Today’s hot writing advice may prove embarrassing in a few years
I still have the mimeograph handout from high school, from oh so many years ago. The title boasts “50 Substitutes for Said.”
The opening instruction says, “Both color and drama can be added to a story by using other verbs as substitutes for said.” (A poorly written sentence, by the way.) As I recall, this teacher encouraged us to never use said in our writing.
Some of the recommended alternatives for said include blustered, bantered, challenged, directed, emphasized, giggled, implored, insinuated, mimicked, philosophized, revealed, and soothed. (By the way, I keep the list for nostalgic purposes, not for reference.)
In my writing, I can’t imagine using any of these suggestions in place of said. If I did, people would laugh at me and dismiss my work.
Now the trend is to not use alternatives for said. The extreme position is to only use said, even if it’s a question. I can’t bring myself to do that. It just seems wrong to write:
“What do you mean by that?” she said.
It makes me cringe.
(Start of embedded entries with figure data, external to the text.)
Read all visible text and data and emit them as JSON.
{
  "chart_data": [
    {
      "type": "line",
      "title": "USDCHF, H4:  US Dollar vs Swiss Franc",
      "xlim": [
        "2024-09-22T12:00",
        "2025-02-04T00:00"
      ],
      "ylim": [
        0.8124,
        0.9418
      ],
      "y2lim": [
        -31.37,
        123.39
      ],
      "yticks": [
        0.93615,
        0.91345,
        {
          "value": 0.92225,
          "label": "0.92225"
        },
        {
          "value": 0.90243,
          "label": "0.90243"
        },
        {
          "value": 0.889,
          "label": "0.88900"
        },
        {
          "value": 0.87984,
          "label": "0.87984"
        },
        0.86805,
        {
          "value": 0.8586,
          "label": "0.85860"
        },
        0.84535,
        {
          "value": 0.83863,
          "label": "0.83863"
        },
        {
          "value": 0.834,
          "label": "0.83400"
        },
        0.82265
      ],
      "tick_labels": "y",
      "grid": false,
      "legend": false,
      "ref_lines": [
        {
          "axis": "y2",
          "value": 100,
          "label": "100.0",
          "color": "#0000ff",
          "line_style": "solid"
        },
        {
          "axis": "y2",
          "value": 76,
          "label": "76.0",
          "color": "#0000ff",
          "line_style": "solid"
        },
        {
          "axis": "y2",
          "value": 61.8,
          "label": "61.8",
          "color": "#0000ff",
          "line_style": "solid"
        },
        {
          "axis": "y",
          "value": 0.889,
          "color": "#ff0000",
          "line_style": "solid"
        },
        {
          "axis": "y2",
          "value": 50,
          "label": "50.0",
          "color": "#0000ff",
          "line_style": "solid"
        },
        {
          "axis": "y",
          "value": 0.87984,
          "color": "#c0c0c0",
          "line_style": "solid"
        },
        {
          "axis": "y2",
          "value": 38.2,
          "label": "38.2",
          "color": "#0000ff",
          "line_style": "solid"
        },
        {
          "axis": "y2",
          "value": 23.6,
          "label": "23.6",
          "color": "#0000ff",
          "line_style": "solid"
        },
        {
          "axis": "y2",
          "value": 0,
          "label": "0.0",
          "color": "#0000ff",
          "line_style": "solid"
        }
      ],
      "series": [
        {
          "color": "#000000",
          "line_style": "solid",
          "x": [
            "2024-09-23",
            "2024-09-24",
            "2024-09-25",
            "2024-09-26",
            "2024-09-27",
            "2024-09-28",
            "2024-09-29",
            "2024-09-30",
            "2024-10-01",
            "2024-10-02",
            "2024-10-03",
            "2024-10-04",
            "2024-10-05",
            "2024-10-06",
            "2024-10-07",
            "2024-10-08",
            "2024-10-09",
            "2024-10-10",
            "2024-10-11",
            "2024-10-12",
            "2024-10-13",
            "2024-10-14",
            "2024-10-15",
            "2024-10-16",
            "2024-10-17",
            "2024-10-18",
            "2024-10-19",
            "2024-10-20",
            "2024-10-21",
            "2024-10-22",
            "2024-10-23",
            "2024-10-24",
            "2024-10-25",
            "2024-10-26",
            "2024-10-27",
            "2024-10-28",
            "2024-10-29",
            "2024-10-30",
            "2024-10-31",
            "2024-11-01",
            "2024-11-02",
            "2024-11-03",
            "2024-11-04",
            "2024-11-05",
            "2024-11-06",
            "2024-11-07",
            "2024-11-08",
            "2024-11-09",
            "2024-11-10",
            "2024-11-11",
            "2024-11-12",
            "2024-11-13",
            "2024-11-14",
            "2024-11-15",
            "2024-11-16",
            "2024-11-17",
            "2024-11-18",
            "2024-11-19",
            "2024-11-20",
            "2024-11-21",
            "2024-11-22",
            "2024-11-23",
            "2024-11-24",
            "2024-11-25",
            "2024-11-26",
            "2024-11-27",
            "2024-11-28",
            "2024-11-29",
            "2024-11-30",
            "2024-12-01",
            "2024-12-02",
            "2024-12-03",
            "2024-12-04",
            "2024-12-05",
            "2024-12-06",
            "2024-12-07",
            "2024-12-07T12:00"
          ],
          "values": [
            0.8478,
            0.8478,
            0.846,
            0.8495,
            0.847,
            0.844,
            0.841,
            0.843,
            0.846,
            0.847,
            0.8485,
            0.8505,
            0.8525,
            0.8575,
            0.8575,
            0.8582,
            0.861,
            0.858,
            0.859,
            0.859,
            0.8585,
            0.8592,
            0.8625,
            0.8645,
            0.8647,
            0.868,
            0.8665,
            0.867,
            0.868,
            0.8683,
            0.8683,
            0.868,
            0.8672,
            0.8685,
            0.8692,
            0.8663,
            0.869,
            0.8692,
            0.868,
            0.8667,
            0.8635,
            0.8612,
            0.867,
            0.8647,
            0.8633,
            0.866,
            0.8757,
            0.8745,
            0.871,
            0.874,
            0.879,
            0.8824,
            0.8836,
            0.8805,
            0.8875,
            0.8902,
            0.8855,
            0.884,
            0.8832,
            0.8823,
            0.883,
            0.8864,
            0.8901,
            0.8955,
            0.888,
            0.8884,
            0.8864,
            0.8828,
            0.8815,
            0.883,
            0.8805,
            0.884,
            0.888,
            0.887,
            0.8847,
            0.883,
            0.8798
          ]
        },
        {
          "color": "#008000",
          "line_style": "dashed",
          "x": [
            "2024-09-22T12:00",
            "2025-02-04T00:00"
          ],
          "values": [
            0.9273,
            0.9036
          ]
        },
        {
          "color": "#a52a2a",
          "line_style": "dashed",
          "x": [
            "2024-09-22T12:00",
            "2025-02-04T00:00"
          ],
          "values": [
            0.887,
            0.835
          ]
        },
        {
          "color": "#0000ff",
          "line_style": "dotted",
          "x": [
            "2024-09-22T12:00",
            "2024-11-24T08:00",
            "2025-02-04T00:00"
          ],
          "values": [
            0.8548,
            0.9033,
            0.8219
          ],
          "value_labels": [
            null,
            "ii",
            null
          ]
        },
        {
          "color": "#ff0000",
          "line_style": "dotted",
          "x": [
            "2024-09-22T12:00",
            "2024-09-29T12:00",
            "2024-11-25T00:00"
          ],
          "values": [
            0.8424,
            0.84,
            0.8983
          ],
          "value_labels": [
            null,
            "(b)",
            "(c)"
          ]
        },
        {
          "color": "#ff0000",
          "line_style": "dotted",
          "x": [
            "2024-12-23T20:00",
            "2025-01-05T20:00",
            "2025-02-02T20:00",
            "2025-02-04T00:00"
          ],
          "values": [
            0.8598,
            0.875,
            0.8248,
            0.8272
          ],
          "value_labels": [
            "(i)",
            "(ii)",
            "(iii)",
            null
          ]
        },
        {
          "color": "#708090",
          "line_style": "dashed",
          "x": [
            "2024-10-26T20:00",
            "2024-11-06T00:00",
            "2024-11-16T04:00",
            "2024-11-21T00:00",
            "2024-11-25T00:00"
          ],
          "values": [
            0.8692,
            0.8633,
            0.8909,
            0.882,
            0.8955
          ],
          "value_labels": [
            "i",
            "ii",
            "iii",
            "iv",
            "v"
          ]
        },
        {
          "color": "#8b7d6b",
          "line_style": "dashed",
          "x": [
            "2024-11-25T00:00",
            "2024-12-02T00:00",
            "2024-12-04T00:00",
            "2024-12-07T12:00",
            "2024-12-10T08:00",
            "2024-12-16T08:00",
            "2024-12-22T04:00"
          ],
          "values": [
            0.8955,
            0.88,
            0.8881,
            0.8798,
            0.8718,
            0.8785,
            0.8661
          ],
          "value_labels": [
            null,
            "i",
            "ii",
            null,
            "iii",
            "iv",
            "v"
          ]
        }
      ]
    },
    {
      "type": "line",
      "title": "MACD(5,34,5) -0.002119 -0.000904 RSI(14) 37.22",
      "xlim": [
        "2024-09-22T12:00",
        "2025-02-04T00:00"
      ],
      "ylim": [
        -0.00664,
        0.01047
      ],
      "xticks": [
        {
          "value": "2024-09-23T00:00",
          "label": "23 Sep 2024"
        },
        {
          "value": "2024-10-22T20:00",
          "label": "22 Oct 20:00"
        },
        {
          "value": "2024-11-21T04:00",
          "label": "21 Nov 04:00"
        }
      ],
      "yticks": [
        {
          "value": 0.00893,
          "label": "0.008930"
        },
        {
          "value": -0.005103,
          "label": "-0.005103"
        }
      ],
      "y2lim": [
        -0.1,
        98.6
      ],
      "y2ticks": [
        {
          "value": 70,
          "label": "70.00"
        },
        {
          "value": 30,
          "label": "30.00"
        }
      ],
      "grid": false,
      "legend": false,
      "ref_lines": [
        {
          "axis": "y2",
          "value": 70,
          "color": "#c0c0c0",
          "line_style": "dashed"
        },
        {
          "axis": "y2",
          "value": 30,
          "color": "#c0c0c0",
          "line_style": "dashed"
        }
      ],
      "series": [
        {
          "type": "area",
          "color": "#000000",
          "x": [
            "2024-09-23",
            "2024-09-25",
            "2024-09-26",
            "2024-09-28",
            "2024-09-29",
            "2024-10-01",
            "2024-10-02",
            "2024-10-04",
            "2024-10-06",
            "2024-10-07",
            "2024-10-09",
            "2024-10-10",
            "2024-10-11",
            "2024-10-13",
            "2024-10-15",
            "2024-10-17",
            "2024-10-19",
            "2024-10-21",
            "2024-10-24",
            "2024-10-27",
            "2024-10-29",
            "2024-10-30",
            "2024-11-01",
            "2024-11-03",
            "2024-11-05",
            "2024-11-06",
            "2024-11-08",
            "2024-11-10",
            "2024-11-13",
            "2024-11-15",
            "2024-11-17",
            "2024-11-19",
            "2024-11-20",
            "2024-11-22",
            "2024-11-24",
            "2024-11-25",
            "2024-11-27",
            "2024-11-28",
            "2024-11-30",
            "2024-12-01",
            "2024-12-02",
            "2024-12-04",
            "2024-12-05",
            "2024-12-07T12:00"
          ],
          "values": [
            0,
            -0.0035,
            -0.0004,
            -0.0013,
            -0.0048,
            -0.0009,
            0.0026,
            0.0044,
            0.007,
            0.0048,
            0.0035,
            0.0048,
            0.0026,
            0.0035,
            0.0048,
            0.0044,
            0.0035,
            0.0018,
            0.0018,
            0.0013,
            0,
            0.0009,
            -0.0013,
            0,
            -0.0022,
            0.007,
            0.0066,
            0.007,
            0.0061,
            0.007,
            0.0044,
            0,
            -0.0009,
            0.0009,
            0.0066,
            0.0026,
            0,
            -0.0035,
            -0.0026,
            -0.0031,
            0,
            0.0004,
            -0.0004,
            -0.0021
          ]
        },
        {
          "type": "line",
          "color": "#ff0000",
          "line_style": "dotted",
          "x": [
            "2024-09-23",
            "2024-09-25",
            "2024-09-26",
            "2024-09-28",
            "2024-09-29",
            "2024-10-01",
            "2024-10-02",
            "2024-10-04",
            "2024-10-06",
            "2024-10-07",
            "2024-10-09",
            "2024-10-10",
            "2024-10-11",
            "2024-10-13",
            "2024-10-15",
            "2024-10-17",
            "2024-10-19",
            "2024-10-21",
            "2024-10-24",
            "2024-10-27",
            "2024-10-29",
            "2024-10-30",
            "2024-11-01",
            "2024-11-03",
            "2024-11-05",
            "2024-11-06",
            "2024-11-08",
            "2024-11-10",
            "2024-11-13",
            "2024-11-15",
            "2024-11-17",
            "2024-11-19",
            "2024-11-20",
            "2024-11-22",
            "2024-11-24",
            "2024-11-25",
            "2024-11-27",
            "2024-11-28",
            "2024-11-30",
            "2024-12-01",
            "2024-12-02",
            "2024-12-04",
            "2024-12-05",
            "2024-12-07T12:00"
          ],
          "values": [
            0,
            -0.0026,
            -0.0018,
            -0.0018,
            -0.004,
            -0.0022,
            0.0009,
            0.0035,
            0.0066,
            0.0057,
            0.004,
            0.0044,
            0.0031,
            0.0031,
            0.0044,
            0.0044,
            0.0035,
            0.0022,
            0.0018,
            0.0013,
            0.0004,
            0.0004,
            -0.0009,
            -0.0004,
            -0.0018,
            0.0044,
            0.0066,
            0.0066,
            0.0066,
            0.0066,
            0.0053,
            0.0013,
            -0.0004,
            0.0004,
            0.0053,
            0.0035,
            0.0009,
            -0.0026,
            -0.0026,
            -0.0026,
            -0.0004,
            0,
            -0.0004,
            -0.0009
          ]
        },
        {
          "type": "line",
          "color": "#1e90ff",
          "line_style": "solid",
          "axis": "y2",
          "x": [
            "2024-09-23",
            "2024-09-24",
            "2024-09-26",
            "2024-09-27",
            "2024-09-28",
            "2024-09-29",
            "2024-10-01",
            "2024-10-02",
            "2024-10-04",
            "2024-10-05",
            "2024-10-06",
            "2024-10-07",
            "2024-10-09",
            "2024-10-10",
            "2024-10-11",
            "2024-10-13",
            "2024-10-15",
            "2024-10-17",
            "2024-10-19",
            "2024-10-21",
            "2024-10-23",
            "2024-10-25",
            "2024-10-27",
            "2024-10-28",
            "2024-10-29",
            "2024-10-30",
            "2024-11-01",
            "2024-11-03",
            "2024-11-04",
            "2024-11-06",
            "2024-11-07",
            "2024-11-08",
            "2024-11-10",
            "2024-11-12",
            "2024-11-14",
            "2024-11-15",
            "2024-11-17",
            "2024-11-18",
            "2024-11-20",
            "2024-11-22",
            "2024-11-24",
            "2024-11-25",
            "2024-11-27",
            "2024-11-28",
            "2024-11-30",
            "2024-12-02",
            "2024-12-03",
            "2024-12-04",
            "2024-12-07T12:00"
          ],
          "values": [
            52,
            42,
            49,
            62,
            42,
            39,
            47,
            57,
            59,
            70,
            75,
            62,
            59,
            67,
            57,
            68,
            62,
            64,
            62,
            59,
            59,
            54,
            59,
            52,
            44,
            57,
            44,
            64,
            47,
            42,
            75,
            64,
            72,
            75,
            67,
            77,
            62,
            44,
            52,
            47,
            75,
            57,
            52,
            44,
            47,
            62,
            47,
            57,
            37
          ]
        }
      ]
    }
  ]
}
Plus, encountering said when I expect to read asked, is a speedbump that takes me out of the scene.
Yet, some writing experts instruct writers to do just that, to only use said, even for a question.
I think this minimalist approach is an extreme view, along with being dull. I suspect this will be a short-lived writing trend that will later be dismissed as unimaginative.
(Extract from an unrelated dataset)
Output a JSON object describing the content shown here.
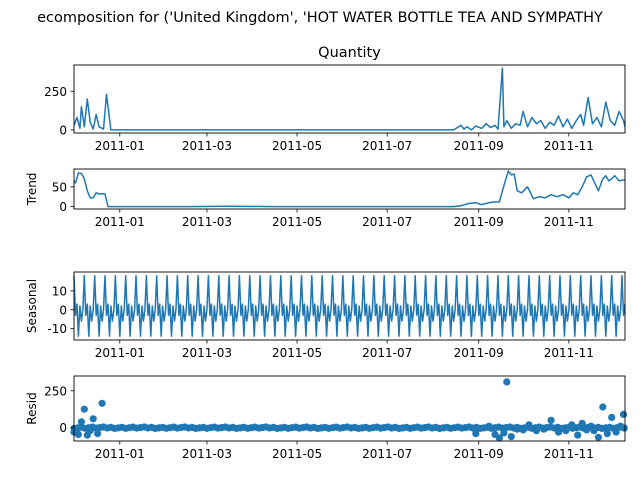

Just as we now groan at writers who would write “he blustered” instead of “he said,” we will one day groan at writers who only use said. It’s lazy writing and makes for boring reading.
In the same way that we discern which editing suggestions we need to follow from our critique partners, we need to consider which writing advice makes sense for us and which to ignore.
As for me, I will disregard the advice to only use said.